While there were plenty of new devices to get conversations going during the Mobile World Congress (MWC), the event also saw industry experts make several bold predictions about what trends will take hold over the next 12 months.
Since the concept of 4G and mobile working first took off, increasing mobile broadband speeds has been seen by a number of onlookers and experts as the next step for the mobile industry.
5G set to take hold
Although 4G is still a relatively new trend for many people across the UK, the drive towards 5G could already be about to gain more traction over the course of the next 12 months.
That's the impression many will have had from the recent MWC event anyway, with various companies using it as a platform to advocate and preach about the potentially positive impact of 5G connections.
There were some impressive demos on show to stress the ability of 5G, despite the fact it is not expected to arrive until 2018.
But, despite the wait, the excitement around the technology is palpable, amid promises of connections ten-times faster than that of 4G.
Perhaps the most interesting development to emerge from MWC was the news that Intel has lined up partnerships with AT&T, Verizon and Ericsson, as well as a number of standards groups.

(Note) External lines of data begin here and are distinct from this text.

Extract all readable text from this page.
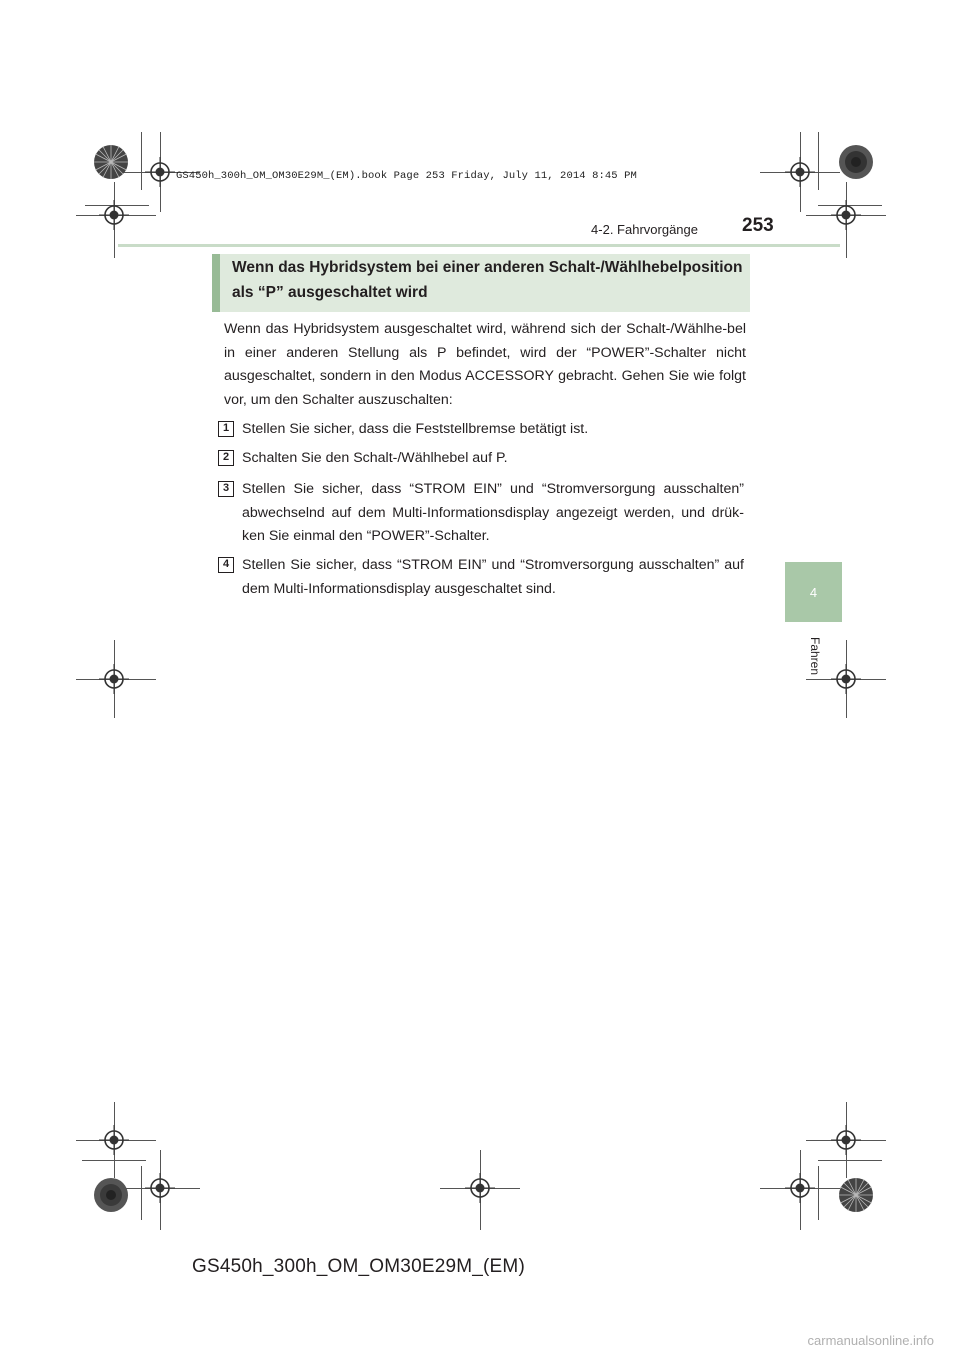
GS450h_300h_OM_OM30E29M_(EM).book Page 253 Friday, July 11, 2014 8:45 PM
4-2. Fahrvorgänge 253
4
Fahren
Wenn das Hybridsystem bei einer anderen Schalt-/Wählhebelposition
als “P” ausgeschaltet wird
Wenn das Hybridsystem ausgeschaltet wird, während sich der Schalt-/Wählhe-bel in einer anderen Stellung als P befindet, wird der “POWER”-Schalter nicht ausgeschaltet, sondern in den Modus ACCESSORY gebracht. Gehen Sie wie folgt vor, um den Schalter auszuschalten:
1 Stellen Sie sicher, dass die Feststellbremse betätigt ist.
2 Schalten Sie den Schalt-/Wählhebel auf P.
3 Stellen Sie sicher, dass “STROM EIN” und “Stromversorgung ausschalten” abwechselnd auf dem Multi-Informationsdisplay angezeigt werden, und drük-ken Sie einmal den “POWER”-Schalter.
4 Stellen Sie sicher, dass “STROM EIN” und “Stromversorgung ausschalten” auf dem Multi-Informationsdisplay ausgeschaltet sind.
GS450h_300h_OM_OM30E29M_(EM)
carmanualsonline.info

What makes that news so interesting is the fact Intel appears keen to work with the rest of the industry rather than try to push its own technology.
At its MWC booth, Intel demoed several 360-degree videos running a testbed 5G platform, which used some 2 Gbps of bandwidth.
That ran alongside a MIMO (multiple input, multiple output) demo, which showed an evolution in networking technology, allowing up to 64 antennas to push data to a single access point.
Getting that area of the technology right will be crucial to the success of 5G as it will help to ease congestion and ensure faster speeds.
Intel was not the only company to show off 5G at MWC, with Nokia – once a massive player in the mobile market – also displaying its own interest in the technology.
The company has already announced plans to team up with T-Mobile and Verizon this year in an effort to push its 5G-ready equipment.
At the heart of it all is Nokia's software defined networking (SDN) technology, which will allow networks to easily upgrade to 5G once radio frequency bands are allocated and licences have been granted.
Nokia has already demonstrated its 5G-ready AirScale radio access technology, which delivers speeds of over 20 Gbps by using all spectrum bands, including sub-6 GHz.
The coming year could well be an exciting one in terms of seeing how 5G technology develops.